Britain “close” to finalising a trade deal with New Zealand
According to UK Trade Secretary Liz Truss, Britain is on the brink of securing a free trade deal with New Zealand which would protect hundreds of jobs and deliver cheaper wine and meat imports from our Down Under neighbours.
In return for reduced taxes on wine and meats, Britain will increase exports of cars, gin and food to New Zealand, including iconic brands such as Kipling and Yorkshire Tea.
According to recent reports, a new deal would expand on existing trade links between the two countries worth GBP 2.9BN in 2019.
Ministers have been holding “rapid progress” talks to slash prices and safeguard jobs over the past year, and Ms Truss is confident about striking a deal during this week’s final round of discussions.

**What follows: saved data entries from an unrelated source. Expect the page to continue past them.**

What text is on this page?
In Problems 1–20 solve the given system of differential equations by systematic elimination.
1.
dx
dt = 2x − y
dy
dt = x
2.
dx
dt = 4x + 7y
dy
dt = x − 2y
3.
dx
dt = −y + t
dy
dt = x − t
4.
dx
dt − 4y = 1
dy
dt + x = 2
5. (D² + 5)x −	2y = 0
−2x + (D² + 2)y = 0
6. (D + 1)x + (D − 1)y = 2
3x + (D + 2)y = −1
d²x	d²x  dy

A source close to talks told reporters, “New Zealand is likely to be the next big deal we get over the line. It’s neck and neck between them and Australia, but there’s every chance we’ll close a deal with New Zealand first. A deal that would support jobs across Britain.”
New Zealand and Britain have a trade partnership that can be traced back to the 1960s when NZ exported approximately half of its exports to the UK.
After Britain joined the European Union, trade between the two nations declined significantly, and taxes on goods increased.
Now that Britain is no longer an EU member state, the UK government can negotiate a new agreement on NZ goods’ taxes. Ministers are prepared to do this if the country reciprocates with reduced tariffs on some of Britain’s exports, including motor vehicles.
The landmark trade deal would be a significant win for Brexit Britain, which could also provide some upwards momentum in pound Sterling (GBP) exchange rates.
While the New Zealand dollar (NZD) will also benefit, the NZ government’s recent action against rising housing prices could limit upside potential in the “Kiwi” currency.
The move, which has taken some of the pressure off the Reserve Bank of New Zealand (RBNZ), has lowered NZD across the board – to the central bank’s delight.
At the time of writing, the British pound to New Zealand dollar (GBP/NZD) exchange rate is trading 0.3% higher at NZD 1.9546. If the RBNZ signals that it remains poised to provide further fiscal support at its Wednesday rate statement, the currency pair could advance.